The LA Controller’s Office features data from the City of LA’s Bureau of Street Services that composes an interactive map containing a data set called Street Grades. This data set provides information about the quality and state of LA’s roads, and can be manipulated using this interactive map. The data presented on the map can be filtered using five different criteria: council district, neighbourhood council, road repair, street pavement condition, and 2014-15 road repair, and filters can be applied at the same time, if the user desires. Within these categories there are only three data types: geographic boundaries based on city council, road conditions, and road repairs, both past and scheduled. Therefore a record is a single road and its variables represent the data associated with that record.

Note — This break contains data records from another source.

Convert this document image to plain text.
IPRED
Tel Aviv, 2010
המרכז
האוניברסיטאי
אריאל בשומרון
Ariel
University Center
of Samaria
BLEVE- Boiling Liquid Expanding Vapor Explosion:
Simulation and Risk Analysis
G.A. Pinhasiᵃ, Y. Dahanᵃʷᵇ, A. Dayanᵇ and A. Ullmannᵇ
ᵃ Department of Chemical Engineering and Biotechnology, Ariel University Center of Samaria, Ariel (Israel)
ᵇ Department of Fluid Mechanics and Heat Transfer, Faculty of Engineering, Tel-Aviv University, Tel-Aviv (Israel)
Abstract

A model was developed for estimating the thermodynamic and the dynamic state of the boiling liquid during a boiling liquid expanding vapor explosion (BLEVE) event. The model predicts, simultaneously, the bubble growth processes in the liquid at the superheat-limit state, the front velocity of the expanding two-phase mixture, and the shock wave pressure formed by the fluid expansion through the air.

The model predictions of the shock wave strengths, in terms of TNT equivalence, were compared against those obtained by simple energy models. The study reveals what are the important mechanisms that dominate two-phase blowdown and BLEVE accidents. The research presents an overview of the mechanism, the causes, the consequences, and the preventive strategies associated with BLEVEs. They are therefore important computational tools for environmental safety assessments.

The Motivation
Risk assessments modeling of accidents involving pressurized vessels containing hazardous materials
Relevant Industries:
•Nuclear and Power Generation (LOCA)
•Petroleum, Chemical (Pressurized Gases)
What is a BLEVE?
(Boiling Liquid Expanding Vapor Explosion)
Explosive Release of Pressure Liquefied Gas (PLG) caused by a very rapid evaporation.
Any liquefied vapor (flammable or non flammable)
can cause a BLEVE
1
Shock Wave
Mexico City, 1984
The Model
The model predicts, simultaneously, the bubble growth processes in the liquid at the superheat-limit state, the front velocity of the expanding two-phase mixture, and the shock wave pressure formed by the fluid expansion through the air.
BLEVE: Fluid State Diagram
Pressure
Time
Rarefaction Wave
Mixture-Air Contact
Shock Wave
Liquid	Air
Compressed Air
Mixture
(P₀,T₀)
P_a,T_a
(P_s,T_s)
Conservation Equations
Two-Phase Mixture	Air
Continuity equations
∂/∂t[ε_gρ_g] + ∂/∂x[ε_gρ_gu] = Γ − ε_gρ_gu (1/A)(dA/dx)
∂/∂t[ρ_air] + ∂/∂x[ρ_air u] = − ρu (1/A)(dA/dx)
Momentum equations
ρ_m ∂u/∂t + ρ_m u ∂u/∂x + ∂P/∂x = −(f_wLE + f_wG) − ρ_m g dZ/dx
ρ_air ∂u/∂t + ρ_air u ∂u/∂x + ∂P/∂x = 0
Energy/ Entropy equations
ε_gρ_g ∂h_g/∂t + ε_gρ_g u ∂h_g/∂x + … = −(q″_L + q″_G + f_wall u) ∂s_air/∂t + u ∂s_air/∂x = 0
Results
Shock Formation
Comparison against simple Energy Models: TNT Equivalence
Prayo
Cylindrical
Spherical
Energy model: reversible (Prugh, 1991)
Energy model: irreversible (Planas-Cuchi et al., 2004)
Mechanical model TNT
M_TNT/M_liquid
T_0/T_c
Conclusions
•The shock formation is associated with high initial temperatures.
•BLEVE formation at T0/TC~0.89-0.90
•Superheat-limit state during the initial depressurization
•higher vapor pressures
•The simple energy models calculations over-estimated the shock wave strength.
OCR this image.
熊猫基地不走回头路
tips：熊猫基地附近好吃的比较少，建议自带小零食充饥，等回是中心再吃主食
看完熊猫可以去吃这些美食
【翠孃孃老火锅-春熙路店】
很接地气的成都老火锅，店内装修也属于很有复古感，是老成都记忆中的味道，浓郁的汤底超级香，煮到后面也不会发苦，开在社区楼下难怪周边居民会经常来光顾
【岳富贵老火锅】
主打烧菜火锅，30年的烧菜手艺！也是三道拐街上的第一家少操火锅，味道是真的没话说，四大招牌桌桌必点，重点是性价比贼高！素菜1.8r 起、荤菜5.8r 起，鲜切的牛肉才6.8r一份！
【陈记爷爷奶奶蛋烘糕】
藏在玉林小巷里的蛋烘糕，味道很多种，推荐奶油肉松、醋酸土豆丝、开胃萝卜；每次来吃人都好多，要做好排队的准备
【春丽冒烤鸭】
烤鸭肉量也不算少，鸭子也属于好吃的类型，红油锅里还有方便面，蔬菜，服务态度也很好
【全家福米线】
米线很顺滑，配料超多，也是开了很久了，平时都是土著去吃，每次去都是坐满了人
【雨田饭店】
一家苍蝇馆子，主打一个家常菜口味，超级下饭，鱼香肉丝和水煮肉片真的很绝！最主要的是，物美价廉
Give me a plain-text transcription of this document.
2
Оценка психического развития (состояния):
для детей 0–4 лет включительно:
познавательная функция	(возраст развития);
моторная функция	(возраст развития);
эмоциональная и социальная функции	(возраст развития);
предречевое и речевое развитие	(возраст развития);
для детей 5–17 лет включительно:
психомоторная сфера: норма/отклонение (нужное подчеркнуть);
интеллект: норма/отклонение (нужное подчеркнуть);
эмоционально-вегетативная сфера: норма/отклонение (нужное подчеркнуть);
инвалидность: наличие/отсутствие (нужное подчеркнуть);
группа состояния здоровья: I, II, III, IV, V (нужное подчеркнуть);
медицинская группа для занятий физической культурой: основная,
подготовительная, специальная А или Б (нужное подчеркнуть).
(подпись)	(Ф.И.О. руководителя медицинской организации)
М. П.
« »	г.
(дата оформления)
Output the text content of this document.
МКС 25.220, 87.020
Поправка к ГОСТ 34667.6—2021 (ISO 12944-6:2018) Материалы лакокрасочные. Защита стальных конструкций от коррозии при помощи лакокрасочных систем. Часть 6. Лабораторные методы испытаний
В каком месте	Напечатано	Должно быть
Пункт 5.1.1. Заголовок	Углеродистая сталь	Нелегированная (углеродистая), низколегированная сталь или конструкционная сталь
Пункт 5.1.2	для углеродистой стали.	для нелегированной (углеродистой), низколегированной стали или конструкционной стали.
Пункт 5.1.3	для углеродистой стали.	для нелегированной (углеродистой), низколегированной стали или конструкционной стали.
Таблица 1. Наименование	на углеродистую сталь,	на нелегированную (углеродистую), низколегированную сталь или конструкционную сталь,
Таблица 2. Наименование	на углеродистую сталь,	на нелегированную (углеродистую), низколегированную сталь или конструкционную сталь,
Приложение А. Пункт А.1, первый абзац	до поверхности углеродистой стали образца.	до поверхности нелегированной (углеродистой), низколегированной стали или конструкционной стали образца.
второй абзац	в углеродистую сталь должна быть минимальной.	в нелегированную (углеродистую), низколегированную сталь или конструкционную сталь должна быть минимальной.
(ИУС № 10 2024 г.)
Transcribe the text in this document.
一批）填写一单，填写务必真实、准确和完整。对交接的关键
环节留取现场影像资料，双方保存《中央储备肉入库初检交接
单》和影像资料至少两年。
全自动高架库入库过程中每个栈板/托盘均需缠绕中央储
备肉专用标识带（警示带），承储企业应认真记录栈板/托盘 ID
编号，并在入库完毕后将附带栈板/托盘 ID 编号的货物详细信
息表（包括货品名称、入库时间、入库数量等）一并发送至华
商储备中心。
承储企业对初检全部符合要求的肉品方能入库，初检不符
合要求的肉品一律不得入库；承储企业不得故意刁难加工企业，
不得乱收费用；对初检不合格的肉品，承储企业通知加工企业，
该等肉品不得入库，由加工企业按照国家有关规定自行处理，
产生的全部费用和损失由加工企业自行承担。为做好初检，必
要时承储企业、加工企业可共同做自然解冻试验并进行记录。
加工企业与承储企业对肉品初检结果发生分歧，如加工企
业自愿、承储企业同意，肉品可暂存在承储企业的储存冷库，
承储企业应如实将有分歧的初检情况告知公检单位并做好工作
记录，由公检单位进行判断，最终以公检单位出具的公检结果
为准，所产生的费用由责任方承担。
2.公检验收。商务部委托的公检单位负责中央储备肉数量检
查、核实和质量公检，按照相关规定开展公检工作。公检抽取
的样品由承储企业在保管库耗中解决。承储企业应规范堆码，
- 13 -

Wallack and Srinivasan define ontology as a system of categories by which groups order and manage information about the things around them. In this case therefore, the Street Pavement Condition is the dataset’s ontology, as is provides clearly defined categories into which roads can be assigned. The road conditions are quantified using the Pavement Condition Index (PCI) which runs from 1-100 and is the sum of the road’s present physical condition and how much repair is necessary to restore the road to perfect conditions. The PCI then categorizes each road into five groups based on score: failed, poor, fair, satisfactory and good.

In my opinion, the people who will find this information most useful and illuminating are industries that rely on road transportation networks, such as taxi, courier and shipping services and navigation software. This is because roads that are in good condition tend to provide more efficient traffic flow than, since they are easier and less challenging to drive on. On the other hand, roads that are in poor repair slow down traffic due to drivers avoiding potholes and other nuisances in the road. Additionally, real estate companies can also find this information useful as they can rate geographic regions’ quality of living using this information.

This dataset does a very good job at describing that many of LA’s roads are in poor condition and are in great need of repair. It also succeeds in showing that while many are in need of repair, very few of these roads are actually scheduled for such repair. It also illuminates that more affluent neighbourhoods tend to have better quality roads.

There are some cities within LA that withhold their data on their roads conditions, such as Santa Monica and Beverly Hills. This is an inconvenient gap in the data and it would be nice to have the entire map covered with interactive data.